Brian pauses it when they all try to force themselves into the frame of the camera. Roger will a watery smile and Freddie with a wide one but the corner of his eyes let know Brian its forced and John doesn’t even bother trying to hide how upset he is.

If he could throw the computer away, he would. There is no joyous image of the three of them together. Once, on their mantle there was. John’s birthday: Roger had cake smeared on his face and Freddie was hiding the icing covered one while John laughed with crumbs around his lips.

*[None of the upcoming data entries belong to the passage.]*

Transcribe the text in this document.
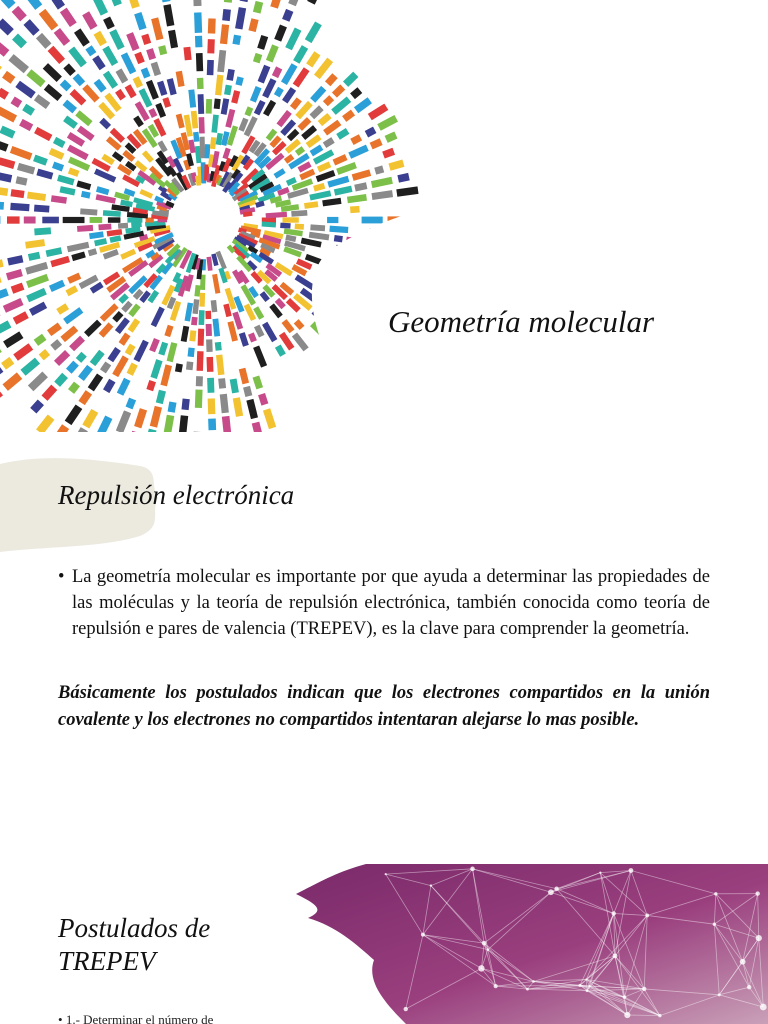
Geometría molecular
Repulsión electrónica
• La geometría molecular es importante por que ayuda a determinar las propiedades de las moléculas y la teoría de repulsión electrónica, también conocida como teoría de repulsión e pares de valencia (TREPEV), es la clave para comprender la geometría.
Básicamente los postulados indican que los electrones compartidos en la unión covalente y los electrones no compartidos intentaran alejarse lo mas posible.
Postulados de
TREPEV
• 1.- Determinar el número de
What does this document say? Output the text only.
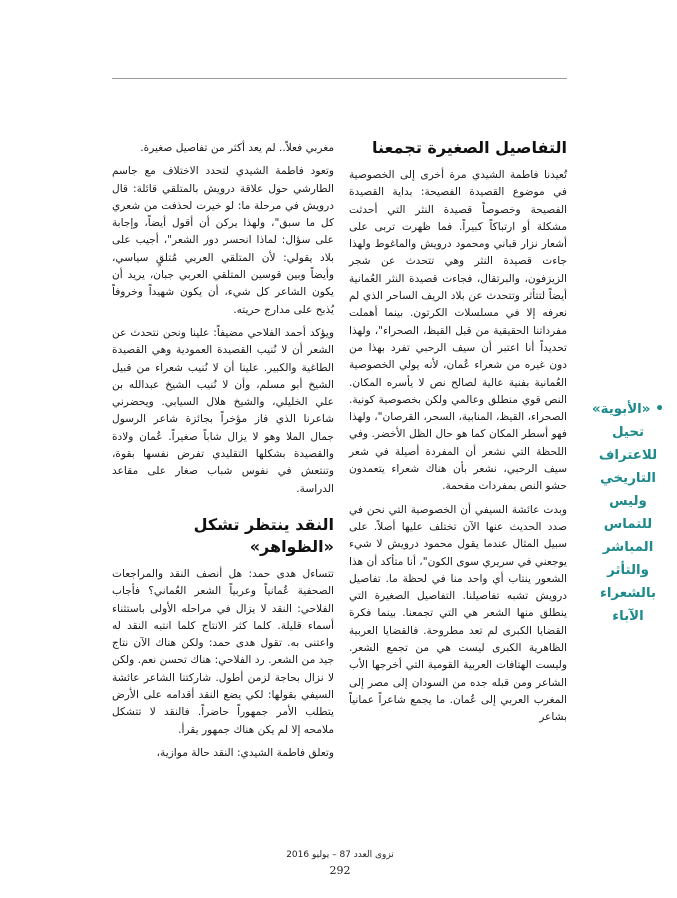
التفاصيل الصغيرة تجمعنا

تُعيدنا فاطمة الشيدي مرة أخرى إلى الخصوصية في موضوع القصيدة الفصيحة: بداية القصيدة الفصيحة وخصوصاً قصيدة النثر التي أحدثت مشكلة أو ارتباكاً كبيراً. فما ظهرت تربى على أشعار نزار قباني ومحمود درويش والماغوط ولهذا جاءت قصيدة النثر وهي تتحدث عن شجر الزيزفون، والبرتقال، فجاءت قصيدة النثر العُمانية أيضاً لتتأثر وتتحدث عن بلاد الريف الساحر الذي لم نعرفه إلا في مسلسلات الكرتون. بينما أهملت مفرداتنا الحقيقية من قبل القيظ، الصحراء"، ولهذا تحديداً أنا اعتبر أن سيف الرحبي تفرد بهذا من دون غيره من شعراء عُمان، لأنه يولي الخصوصية العُمانية بفنية عالية لصالح نص لا يأسره المكان. النص قوي منطلق وعالمي ولكن بخصوصية كونية. الصحراء، القيظ، المنابية، السحر، القرصان"، ولهذا فهو أسطر المكان كما هو حال الظل الأخضر. وفي اللحظة التي نشعر أن المفردة أصيلة في شعر سيف الرحبي، نشعر بأن هناك شعراء يتعمدون حشو النص بمفردات مقحمة.

وبدت عائشة السيفي أن الخصوصية التي نحن في صدد الحديث عنها الآن تختلف عليها أصلاً. على سبيل المثال عندما يقول محمود درويش لا شيء يوجعني في سريري سوى الكون"، أنا متأكد أن هذا الشعور ينتاب أي واحد منا في لحظة ما. تفاصيل درويش تشبه تفاصيلنا. التفاصيل الصغيرة التي ينطلق منها الشعر هي التي تجمعنا. بينما فكرة القضايا الكبرى لم تعد مطروحة. فالقضايا العربية الظاهرية الكبرى ليست هي من تجمع الشعر. وليست الهتافات العربية القومية التي أخرجها الأب الشاعر ومن قبله جده من السودان إلى مصر إلى المغرب العربي إلى عُمان. ما يجمع شاعراً عمانياً بشاعر

مغربي فعلاً.. لم يعد أكثر من تفاصيل صغيرة.

وتعود فاطمة الشيدي لتحدد الاختلاف مع جاسم الطارشي حول علاقة درويش بالمتلقي قائلة: قال درويش في مرحلة ما: لو خيرت لحذفت من شعري كل ما سبق"، ولهذا يركن أن أقول أيضاً، وإجابة على سؤال: لماذا انحسر دور الشعر"، أجيب على بلاد يقولي: لأن المتلقي العربي مُتلقٍ سياسي، وأيضاً وبين قوسين المتلقي العربي جبان، يريد أن يكون الشاعر كل شيء، أن يكون شهيداً وخروفاً يُذبح على مدارج حريته.

ويؤكد أحمد الفلاحي مضيفاً: علينا ونحن نتحدث عن الشعر أن لا نُنيب القصيدة العمودية وهي القصيدة الطاغية والكبير. علينا أن لا نُنيب شعراء من قبيل الشيخ أبو مسلم، وأن لا نُنيب الشيخ عبدالله بن علي الخليلي، والشيخ هلال السيابي. ويحضرني شاعرنا الذي فاز مؤخراً بجائزة شاعر الرسول جمال الملا وهو لا يزال شاباً صغيراً. عُمان ولادة والقصيدة بشكلها التقليدي تفرض نفسها بقوة، وتنتعش في نفوس شباب صغار على مقاعد الدراسة.

النقد ينتظر تشكل «الظواهر»

تتساءل هدى حمد: هل أنصف النقد والمراجعات الصحفية عُمانياً وعربياً الشعر العُماني؟ فأجاب الفلاحي: النقد لا يزال في مراحله الأولى باستثناء أسماء قليلة. كلما كثر الانتاج كلما انتبه النقد له واعتنى به. تقول هدى حمد: ولكن هناك الآن نتاج جيد من الشعر. رد الفلاحي: هناك تحسن نعم. ولكن لا نزال بحاجة لزمن أطول. شاركتنا الشاعر عائشة السيفي بقولها: لكي يضع النقد أقدامه على الأرض يتطلب الأمر جمهوراً حاضراً. فالنقد لا تتشكل ملامحه إلا لم يكن هناك جمهور يقرأ.

وتعلق فاطمة الشيدي: النقد حالة موازية،

• «الأبوية»
تحيل
للاعتراف
التاريخي
وليس للتماس
المباشر والتأثر
بالشعراء
الآباء
نزوى العدد 87 – يوليو 2016
292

Brian had been behind the camera, and for once he wishes that he had been in front of it more. They may not remember how he looks save for the videos which are a gross distortion of his features, with only the flashlight lighting him.

_Welcome home,_ say the stars.

Once he thought that he was fit to live among the stars. They enchanted him greater than any fae song Freddie hums.

_Come back,_ says his heart.

In a moment he would. If he could fix what damage had been done to his ship. If he wasn’t millions of light-years away and could make it back to them before their bones crumbled to dust. Brian wishes for that more than he wished to be among the stars.

He mourns himself. No one else shall, not anymore, the mourned him when they heard that there was no way for him to be recovered. Brian prays that one day that can bring something back of him to lay in the ground next to his family. Connect him back to the Earth.

Brian May had wanted to live among the stars but now he wants to die among the tree roots.

* * *

When they find him, Brian rattles off the chances of it. Nearly the same as the two asteroids colliding. Lightning does strike twice, and Brian could not be more grateful.

It feels strange. To be weighed down but not tied down. Brian mumbles incoherently about songs and planets and stars. They tell him that his eyesight is damaged from viewing the stars with too little protection.

Brian tells them he never thought it would be an issue. He has forgotten what it is to truly need to see things.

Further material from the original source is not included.